Mental health and sexuality…what a tangled web…
I’m talking here about mental health conditions such as depression, anxiety, personality disorders etc rather than learning disabilities although there will be overlapping issues.
I’m also not going to look at vulnerability to exploitation or abuse here. I think that’s a big topic which deserves its own space and overlaps a lot with physical disability.
This blog post will be partly informed by my own experience of mental ill health; anorexia, depression, anxiety and suicidal feelings as well as reading I have done into the subject.
There’s two key areas I want to look at; sexuality causing mental ill health and the impact mental ill health has on sexuality.
Sexuality causing mental ill health
Sexuality is a complicated, very highly personal identity to navigate. In my case I am a bisexual woman who wasn’t really aware that bisexuality was a real thing and an identity I could own until I was about 18. In my case, a history of mental ill health predates the significant stage of forming of my sexual identity. I’ve had depression for as long as I can remember and definitely dating back to when I was seven and experienced my first suicidal feelings. For other people, unfurling sexuality may be the trigger for mental illness.
We still live in a society which makes it hard to be anything other than heterosexual. LGBTQA teens have higher rates of mental illness. You’re at a stage in your life when your creating your sexual identity, you may feel you don’t fit it, you may be persecuted. And there’s a host of additional factors which come in if you don’t think you’re the gender you’ve been performing for the last ten fifteen years. A confusing time for anyone, adolescence as LGBTQA can be far worse.
This increased risk of mental health issues continues past adolescence. For example, in Australia, it’s estimated that 36.5% of trans people and 24.4% of lesbian, gay and bisexual people will at any time meet the criteria for a major depressive episode. Trans women (male to female) are especially likely to suffer from mental health issues. Gay, lesbian and bisexual Australians are more than twice as likely to experience an anxiety disorder as heterosexual Australians are (31% compared to 14%).
Historically, the World Health Organisation only removed homosexuality as a formal psychiatric diagnosis in 1992. It’s still illegal in over 76 countries. Even if you are lucky enough to live in an accepting community, you’re still exposed to discrimination and hatred and it’s hard for that not to impact you in some ways.
The impact of mental ill health on sexuality
Looking now at the impact of mental ill health on sexuality I’m going to talk about the mental illness first and then move on to any effects that medication plays.
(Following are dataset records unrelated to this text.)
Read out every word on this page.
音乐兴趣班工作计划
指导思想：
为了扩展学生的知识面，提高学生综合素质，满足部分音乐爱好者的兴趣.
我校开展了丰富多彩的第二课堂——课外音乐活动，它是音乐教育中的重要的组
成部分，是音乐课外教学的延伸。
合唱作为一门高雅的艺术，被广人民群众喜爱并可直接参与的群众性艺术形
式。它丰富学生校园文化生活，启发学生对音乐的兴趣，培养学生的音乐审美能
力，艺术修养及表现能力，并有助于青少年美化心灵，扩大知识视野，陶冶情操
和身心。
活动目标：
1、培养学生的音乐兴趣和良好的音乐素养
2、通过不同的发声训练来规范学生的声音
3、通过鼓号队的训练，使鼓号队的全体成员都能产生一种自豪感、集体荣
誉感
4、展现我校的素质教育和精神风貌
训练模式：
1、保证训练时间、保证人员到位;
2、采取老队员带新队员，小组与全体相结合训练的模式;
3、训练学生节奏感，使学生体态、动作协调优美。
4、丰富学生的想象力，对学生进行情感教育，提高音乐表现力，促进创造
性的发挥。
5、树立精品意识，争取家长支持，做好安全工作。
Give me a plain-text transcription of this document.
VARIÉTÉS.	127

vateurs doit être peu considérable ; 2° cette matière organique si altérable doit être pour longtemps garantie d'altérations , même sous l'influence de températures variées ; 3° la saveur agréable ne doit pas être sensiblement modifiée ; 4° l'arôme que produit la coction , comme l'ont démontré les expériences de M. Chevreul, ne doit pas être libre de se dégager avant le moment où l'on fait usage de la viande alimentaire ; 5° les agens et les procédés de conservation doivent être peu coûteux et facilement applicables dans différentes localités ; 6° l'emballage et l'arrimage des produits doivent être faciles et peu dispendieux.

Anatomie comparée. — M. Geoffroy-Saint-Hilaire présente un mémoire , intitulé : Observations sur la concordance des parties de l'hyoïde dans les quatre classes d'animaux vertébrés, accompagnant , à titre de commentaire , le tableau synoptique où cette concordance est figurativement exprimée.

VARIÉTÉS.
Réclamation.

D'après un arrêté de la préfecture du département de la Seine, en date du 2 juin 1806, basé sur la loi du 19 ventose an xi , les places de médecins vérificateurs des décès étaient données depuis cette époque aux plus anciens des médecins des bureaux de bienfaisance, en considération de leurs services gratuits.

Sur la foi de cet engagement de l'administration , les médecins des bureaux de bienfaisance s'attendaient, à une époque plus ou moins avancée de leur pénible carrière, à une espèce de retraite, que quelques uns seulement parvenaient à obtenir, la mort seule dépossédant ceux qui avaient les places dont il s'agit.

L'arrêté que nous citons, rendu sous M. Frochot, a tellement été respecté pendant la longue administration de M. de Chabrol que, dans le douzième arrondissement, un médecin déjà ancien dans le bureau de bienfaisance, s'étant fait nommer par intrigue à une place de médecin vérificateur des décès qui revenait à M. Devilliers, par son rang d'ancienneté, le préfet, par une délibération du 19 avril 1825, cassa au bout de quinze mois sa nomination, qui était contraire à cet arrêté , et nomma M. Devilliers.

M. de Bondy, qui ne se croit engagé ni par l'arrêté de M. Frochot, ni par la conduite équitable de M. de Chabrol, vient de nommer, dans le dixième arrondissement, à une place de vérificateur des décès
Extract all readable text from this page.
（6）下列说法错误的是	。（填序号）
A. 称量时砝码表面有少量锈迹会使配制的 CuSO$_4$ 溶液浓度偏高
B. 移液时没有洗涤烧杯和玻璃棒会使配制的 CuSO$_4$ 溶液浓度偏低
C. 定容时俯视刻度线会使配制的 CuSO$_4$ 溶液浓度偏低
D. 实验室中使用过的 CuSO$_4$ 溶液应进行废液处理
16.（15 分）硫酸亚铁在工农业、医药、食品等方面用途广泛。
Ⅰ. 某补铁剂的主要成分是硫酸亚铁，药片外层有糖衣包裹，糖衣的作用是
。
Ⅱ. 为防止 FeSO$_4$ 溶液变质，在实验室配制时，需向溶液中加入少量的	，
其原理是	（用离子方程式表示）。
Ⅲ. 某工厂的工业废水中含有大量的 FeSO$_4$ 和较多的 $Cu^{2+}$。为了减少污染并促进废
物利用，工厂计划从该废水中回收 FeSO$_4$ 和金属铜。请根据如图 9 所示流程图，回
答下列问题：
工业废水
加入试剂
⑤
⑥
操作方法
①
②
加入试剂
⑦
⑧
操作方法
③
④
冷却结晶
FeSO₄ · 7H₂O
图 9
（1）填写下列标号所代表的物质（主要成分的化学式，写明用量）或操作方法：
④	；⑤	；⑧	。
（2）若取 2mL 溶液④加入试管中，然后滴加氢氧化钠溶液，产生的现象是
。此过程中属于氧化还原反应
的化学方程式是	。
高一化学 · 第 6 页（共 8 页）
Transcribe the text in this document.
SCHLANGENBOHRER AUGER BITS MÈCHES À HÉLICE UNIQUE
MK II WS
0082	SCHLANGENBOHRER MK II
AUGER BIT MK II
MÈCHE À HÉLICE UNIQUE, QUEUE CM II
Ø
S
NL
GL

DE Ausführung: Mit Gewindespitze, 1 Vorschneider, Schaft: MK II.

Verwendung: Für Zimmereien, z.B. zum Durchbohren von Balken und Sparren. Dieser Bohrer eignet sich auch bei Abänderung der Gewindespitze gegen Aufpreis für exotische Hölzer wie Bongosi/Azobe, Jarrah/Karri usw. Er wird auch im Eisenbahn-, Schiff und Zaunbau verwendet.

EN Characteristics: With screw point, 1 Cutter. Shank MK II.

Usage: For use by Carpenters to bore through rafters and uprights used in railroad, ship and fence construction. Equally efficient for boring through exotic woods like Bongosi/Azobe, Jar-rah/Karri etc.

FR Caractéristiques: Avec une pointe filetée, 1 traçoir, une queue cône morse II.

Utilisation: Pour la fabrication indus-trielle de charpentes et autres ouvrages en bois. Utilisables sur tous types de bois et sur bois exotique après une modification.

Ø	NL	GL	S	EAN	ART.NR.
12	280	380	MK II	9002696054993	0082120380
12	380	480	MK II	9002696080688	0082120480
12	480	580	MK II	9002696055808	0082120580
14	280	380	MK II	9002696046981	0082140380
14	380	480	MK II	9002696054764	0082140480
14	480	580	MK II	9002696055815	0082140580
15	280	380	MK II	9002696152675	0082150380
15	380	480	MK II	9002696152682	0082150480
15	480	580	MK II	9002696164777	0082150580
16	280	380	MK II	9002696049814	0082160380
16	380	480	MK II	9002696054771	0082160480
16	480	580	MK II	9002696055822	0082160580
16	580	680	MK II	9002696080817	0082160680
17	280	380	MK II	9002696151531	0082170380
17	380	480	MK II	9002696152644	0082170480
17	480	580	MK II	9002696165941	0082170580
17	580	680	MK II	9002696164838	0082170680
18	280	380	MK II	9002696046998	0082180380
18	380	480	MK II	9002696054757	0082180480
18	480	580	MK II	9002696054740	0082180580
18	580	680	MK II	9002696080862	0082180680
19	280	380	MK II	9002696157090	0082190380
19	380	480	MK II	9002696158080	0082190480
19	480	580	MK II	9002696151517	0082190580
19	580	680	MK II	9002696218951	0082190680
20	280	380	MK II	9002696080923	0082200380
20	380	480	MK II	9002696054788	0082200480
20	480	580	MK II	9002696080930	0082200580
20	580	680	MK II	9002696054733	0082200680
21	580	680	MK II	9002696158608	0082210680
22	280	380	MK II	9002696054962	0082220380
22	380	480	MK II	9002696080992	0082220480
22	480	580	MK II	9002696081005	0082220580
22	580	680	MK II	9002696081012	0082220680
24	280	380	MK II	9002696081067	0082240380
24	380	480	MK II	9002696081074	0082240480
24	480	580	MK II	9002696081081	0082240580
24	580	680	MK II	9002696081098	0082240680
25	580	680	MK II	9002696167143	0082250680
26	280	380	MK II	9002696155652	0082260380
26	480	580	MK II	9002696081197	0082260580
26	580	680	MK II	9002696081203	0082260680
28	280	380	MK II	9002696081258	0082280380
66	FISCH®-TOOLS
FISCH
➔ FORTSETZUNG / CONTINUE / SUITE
- You may feel increased or decreased sexual desire
- You may experience low self esteem or symptoms which make you believe you’re unattractive or unworthy
- You may experience loss of interest in people, activities etc
- You may experience loss of motivation
- Your self care skills may be affected leading to poorer hygiene which in term affects confidence
- You may find it difficult to meet people, for example if you’re spending long periods of time in hospital or find it difficult to leave your home
Obviously a loss in sexual desire is going to have a huge impact on your sexual expression but the other examples show that there’s lots of factors at play here. With my anorexia at it’s worst, I would have struggled to let someone else see or touch my body. I had a head filled with calorie counting and self loathing and there was no space in there for sex. I was also constantly exhausted and had no interest in anything. With depression, I find myself in a place where I think no one can like me, that I’m worthless and horrible and that’s not conducive to a good sex life! I also self harm and again, I would find it incredibly difficult for someone to see recent injuries.
And if your mental health problems are related to issues such as abuse or rape, then the subject gets even more complicated.
And then there’s the medication… Side effects of medication can cause loss of libido, vaginal dryness, problems getting an erection, problems orgasming, weight gain which can affect confidence etc.
I want to briefly mention substance or alcohol misuse (which can occur because of, or be considered, a mental health issue) because that can have quite a huge impact on sexual behaviour. For example, if you’re under the influence of drugs or alcohol, you may do things you wouldn’t normally do; having sex with someone you wouldn’t normally, having unprotected sex or engaging in sexual acts which you wouldn’t normally (eg sex in public places, being filmed, particular types of sex). Similar behaviour may also arise from a manic state.
As you can see, there’s a lot of interacting issues when it comes to mental ill health and sexuality. I could go on and on, but really, the purpose of my post was to highlight the issue. And try and get people talking about it. Mental health and sexuality on their own aren’t topics people talk about much so mental health and sexuality together doesn’t stand much of a chance. And yet, communication is a key part of building a healthy sex life.
If you need help with any of the issues raised, please speak to your GP, care team, partner, friends or helplines.
In the UK, the Samaritans are open 24/7 to listen to you.
If you’re struggling with your sexual orientation, have a look at Mind’s useful contacts.